We set the working directory with setwd(). You can find a detailed description here.

setwd("C:/some folder/some folder/StatisticalLearning")
  1. Load the High School and Beyond dataset. Remember to load any necessary packages.
setwd("C:/Users/phili/Documents/ML2017.io")
library(readxl)
## Warning: package 'readxl' was built under R version 3.4.1
df <- read_excel("./data/hsb2.xlsx")
  1. Calculate the final score for each student by averaging the read, write, math, science, and socst scores and save it in a column called final_score.

We use the apply() function. Check its helpfiles by typing ?apply. We pass a subset of our dataset only including the 5 variables to apply(). The second argument 1 tells apply() to work rowwise. The third argument tells it to take the mean.

df$final_score <- apply(df[, c("read", "write", "math", "science", "socst")], 1, mean)
  1. Calculate the mean, median and mode for the final_score.
mean(df$final_score)
## [1] 52.384
median(df$final_score)
## [1] 53

There is no function for the mode. So we look at a frequency table of the final_score using the table() function. We put this inside the which.max() function which returns the index of the most frequent score. Finally, we index the frequency table with the id we obtained.

id.of.mode <- which.max(table(df$final_score))
table(df$final_score)[id.of.mode]
## 50.6 
##    5
  1. Create a factor variable called school_type from schtyp using the following codes:
    • 1 = Public schools
    • 2 = Private schools
df$schtyp <- factor(df$schtyp, labels = c("Public schools", "Private schools"))
  1. How many students are from private schools and how many are from public schools?

We again use the table() function to produce a frequency table.

table(df$schtyp)
## 
##  Public schools Private schools 
##             168              32
  1. Calculate the variance and standard deviation for final_score from each school type.

Do do this we index the data with the square brackets. Inside we put a condition. Only the data where the condition is true will be evaluated. The double equal signs mean is the same

# variance
var(df$final_score[df$schtyp == "Private schools"])
## [1] 41.10645
var(df$final_score[df$schtyp == "Public schools"])
## [1] 70.97955
# standard deviation
sd(df$final_score[df$schtyp == "Private schools"])
## [1] 6.411431
sd(df$final_score[df$schtyp == "Public schools"])
## [1] 8.424936
  1. Find out the ID of the students with the highest and lowest final_score from each school type.

We use the which.min() and which.max() functions again to get the index numbers of the correct students.
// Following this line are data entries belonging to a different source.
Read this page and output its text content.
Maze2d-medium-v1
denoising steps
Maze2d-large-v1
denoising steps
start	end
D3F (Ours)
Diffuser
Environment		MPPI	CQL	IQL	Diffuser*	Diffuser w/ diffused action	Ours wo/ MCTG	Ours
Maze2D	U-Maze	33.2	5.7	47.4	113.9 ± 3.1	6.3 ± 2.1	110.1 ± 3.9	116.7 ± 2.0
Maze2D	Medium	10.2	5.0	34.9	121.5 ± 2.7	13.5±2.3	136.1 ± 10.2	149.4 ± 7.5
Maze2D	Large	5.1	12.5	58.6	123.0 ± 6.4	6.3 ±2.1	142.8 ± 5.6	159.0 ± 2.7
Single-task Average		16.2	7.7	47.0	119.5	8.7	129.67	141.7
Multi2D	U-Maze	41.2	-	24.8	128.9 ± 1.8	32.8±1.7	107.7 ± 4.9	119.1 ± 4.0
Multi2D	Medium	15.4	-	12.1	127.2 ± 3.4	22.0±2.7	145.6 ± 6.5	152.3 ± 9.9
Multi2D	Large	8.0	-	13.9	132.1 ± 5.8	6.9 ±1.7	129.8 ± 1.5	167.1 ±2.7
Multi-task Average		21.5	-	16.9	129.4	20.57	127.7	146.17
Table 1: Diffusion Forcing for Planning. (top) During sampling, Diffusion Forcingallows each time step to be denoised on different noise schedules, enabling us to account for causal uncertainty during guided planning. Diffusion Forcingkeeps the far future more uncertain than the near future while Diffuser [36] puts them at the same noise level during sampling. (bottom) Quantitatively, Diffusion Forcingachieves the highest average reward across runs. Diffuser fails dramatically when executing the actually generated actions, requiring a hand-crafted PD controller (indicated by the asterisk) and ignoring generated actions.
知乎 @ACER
# best student's id from private school
df$id[ which.max(df$final_score[ df$schtyp == "Private schools" ]) ]
## [1] 76
# best student's id from public school
df$id[ which.max(df$final_score[ df$schtyp == "Private schools" ]) ]
## [1] 76
# worst student's id from private school
df$id[ which.min(df$final_score[df$schtyp == "Private schools"])]
## [1] 86
# worst student's id from private school
df$id[ which.min(df$final_score[df$schtyp == "Public schools"])]
## [1] 162
  1. Find out the 20th, 40th, 60th and 80th percentiles of final_score.

The quantile() function allows us to do this easily.

quantile(df$final_score, c(.2, .4, .6, .8))
##   20%   40%   60%   80% 
## 44.56 50.44 54.68 59.48
  1. Create box plot for final_score grouped by the school_type factor variable to show the difference between final_score at public schools vs. private schools.

The plot() function knows that a boxplot is appropriate becuase schtyp is a factor variable.

plot(final_score ~ schtyp, data = df, bty = "l", col = c("#AA4455", "#114477"), 
     xlab = "type of school", ylab = "final score", frame.plot = FALSE)